There’s nothing revolutionary about it at all but if that’s what gets you and boo through the night, so be it.
Mazel Tov!
DarkZephyr
Personally, I’m pretty sure he’s going to be getting through the night pretty damned well. He’s got a ring on it and he’s got a man that he loves and who loves him back. I doubt any of your snarky disdain is going to disrupt that.
Kangol2
@DarkZephyr, you seem very invested in this. Believe me, if I wanted to be snarky, I would be.
Like I said, Mazel Tov to both of them.
TheMarc
Sadly, some messages are spot on and completely relevant and accurate; but are not delivered by the best of messengers. If we can, at least in this instance, separate the messenger and message; we could probably have a very productive discussion.
You love who you love and should never apologize or feel ashamed for it. That’s pretty much one of the cornerstones of the gay rights movement, right? So he is absolutely accurate in that.

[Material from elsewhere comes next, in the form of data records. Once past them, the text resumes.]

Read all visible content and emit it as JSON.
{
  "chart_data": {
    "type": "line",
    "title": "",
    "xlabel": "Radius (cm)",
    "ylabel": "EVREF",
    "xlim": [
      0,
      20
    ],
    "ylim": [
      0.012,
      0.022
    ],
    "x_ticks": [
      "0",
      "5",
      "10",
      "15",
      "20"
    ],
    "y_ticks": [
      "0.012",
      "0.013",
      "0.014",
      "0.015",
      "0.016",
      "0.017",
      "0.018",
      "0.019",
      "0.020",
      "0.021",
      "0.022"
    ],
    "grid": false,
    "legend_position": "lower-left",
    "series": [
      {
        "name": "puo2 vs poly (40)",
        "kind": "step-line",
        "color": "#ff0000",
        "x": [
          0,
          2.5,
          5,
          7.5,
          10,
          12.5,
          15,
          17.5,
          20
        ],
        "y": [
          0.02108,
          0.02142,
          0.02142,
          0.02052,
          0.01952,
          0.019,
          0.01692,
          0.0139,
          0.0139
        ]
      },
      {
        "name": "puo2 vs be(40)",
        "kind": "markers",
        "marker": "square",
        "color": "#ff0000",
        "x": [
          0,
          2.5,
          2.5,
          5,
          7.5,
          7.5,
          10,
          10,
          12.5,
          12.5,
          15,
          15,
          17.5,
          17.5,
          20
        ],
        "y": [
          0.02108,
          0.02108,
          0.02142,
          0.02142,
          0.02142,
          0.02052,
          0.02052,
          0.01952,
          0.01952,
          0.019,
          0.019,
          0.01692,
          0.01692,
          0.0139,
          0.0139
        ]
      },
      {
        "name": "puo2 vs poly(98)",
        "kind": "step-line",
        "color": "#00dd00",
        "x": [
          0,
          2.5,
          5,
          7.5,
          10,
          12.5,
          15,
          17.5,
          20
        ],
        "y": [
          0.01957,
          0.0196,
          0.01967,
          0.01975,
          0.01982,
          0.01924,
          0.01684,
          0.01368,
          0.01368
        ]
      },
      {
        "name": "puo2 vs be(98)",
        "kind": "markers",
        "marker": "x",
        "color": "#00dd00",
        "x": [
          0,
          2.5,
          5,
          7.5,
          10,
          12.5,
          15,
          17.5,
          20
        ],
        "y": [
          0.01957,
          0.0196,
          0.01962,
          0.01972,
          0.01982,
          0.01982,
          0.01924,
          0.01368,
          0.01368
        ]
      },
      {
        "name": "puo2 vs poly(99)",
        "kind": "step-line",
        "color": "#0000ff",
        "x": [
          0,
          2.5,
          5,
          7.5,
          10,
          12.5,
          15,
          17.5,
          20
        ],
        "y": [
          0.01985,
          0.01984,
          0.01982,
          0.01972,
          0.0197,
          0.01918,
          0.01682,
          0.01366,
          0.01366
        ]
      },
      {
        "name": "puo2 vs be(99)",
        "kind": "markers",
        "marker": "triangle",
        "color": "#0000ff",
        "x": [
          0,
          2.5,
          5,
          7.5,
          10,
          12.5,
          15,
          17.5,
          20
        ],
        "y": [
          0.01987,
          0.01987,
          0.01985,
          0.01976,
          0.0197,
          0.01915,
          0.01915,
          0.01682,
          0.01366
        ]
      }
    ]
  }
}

Despite the fact that this is a rare, very well-written article on this site; I feel where this misses is Jeremy tries to justify his relationship by pointing to the relationships of prominent black celebrities. He would really make his point, rather, by just simply discussing the depth and authenticity of his own marriage. Getting into “technicalities” is not going to make one’s point in this regard. The point should be that he genuinely loves his husband no matter his race and vice versa due to who they are as people and who they are together as people. Given his past comments, revelations, etc., I can see why so many are a bit harsh and skeptical in their critique of him. It still does not diminish the relevance and reality of his message.

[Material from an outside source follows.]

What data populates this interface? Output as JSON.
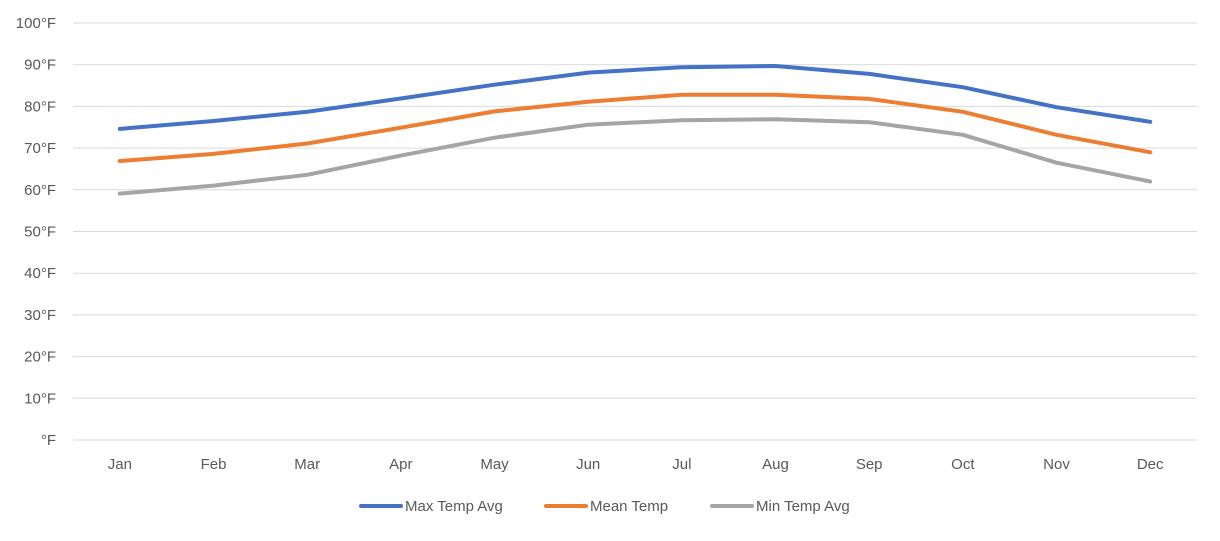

Bottom line, true love should not be about race; it should be about the connection between two people. And if you’re a gay black guy who happens to find love with a man who is not black, it in no way whatsoever diminishes your “blackness.” And I’ve found those who tell you it does have their own issues to work out; so don’t let their weakness, pettiness and inferiority complex become yours.
MusicBoi74
“Caucasian-created caste system”? That’s not stereotyping at all, and I find it very disrespectful to Caucasians. I didn’t realize we had a “caste system,” so I guess I learned something new. That line really took any credibility away from this story, for me anyway.